Glorious Failure

A very dusty hour and a half was spent on Friday trying to get audio from the church to be heard in the hall for the benefit of parents and those working with children who sometimes use the hall and meeting room during part of the 1030 service on a Sunday.

I had come up with the bright idea of trying to use a video-sender gadget to, well, send video from the camera that is used to record sermons into the hall and on to a television. This glorious plan would have not only got the audio into the hall but also real live moving pictures of the pulpit. However, it was not to be. I eventually had to admit defeat. It was possible to send the signals from one side of the Cathedral to another, which showed proof of concept. However, it was not possible to get the signals to go through the thick walls.

This isn’t going to be as easy a problem to solve as I had hoped and I’ve done what I can. It will have to be over to others to come up with ideas now.

My plan failed miserably.

Now, who was it told me that we don’t celebrate glorious failure enough in church? I can’t remember, but it was someone who was talking about the same attitude to risk taking as Kimberly was describing when discussing the liturgy video that I posted earlier.

I’ve much sympathy with her view. Indeed, my original post made reference to Provincial Conferences, which have been one of the places where liturgical experimentation has been much to the fore sometimes. That element of risk taking has been so valuable too.

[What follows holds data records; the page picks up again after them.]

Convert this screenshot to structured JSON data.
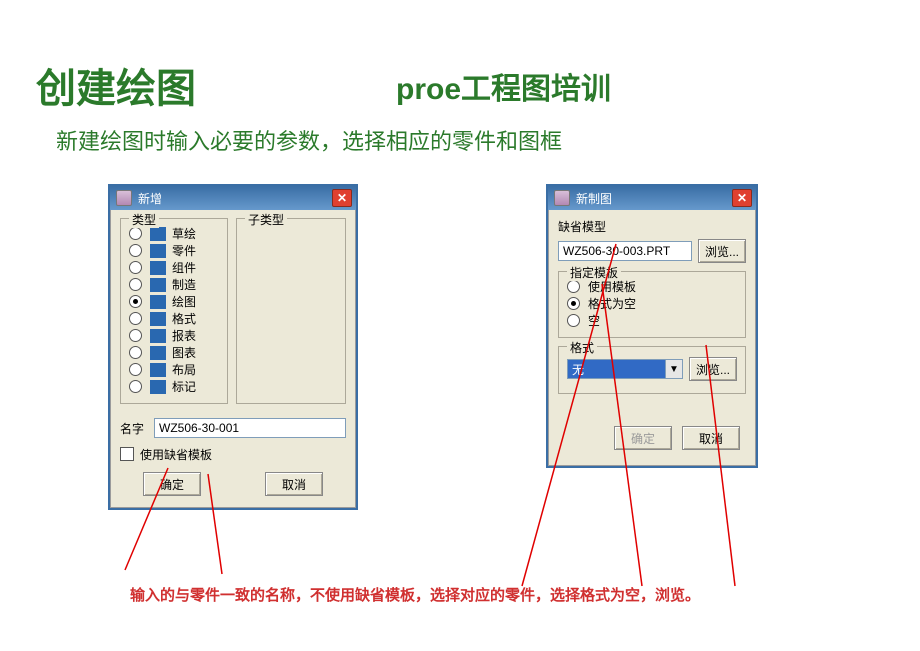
{
  "page": {
    "title": "创建绘图",
    "subtitle": "proe工程图培训",
    "instruction": "新建绘图时输入必要的参数，选择相应的零件和图框",
    "caption": "输入的与零件一致的名称，不使用缺省模板，选择对应的零件，选择格式为空，浏览。"
  },
  "dialog_new": {
    "title": "新增",
    "close_x": "✕",
    "group_type_label": "类型",
    "group_subtype_label": "子类型",
    "types": [
      {
        "label": "草绘",
        "checked": false
      },
      {
        "label": "零件",
        "checked": false
      },
      {
        "label": "组件",
        "checked": false
      },
      {
        "label": "制造",
        "checked": false
      },
      {
        "label": "绘图",
        "checked": true
      },
      {
        "label": "格式",
        "checked": false
      },
      {
        "label": "报表",
        "checked": false
      },
      {
        "label": "图表",
        "checked": false
      },
      {
        "label": "布局",
        "checked": false
      },
      {
        "label": "标记",
        "checked": false
      }
    ],
    "name_label": "名字",
    "name_value": "WZ506-30-001",
    "use_default_template": "使用缺省模板",
    "ok": "确定",
    "cancel": "取消"
  },
  "dialog_draw": {
    "title": "新制图",
    "close_x": "✕",
    "default_model_label": "缺省模型",
    "default_model_value": "WZ506-30-003.PRT",
    "browse": "浏览...",
    "template_group": "指定模板",
    "template_options": [
      {
        "label": "使用模板",
        "checked": false
      },
      {
        "label": "格式为空",
        "checked": true
      },
      {
        "label": "空",
        "checked": false
      }
    ],
    "format_group": "格式",
    "format_value": "无",
    "browse2": "浏览...",
    "ok": "确定",
    "cancel": "取消"
  }
}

The great liturgical moments I can remember (seeds scattered during the parable of the sower, the triupudium, asperges with attitude, the gospel and magnificant at my installation) more than make up for the liturgical failures such as the soggy mess that resulted from a failure to get palm crosses to burn during an Ash Wednesday service.

A little risk. A lot of tradition.

On second thoughts, a little risk is part of our tradition.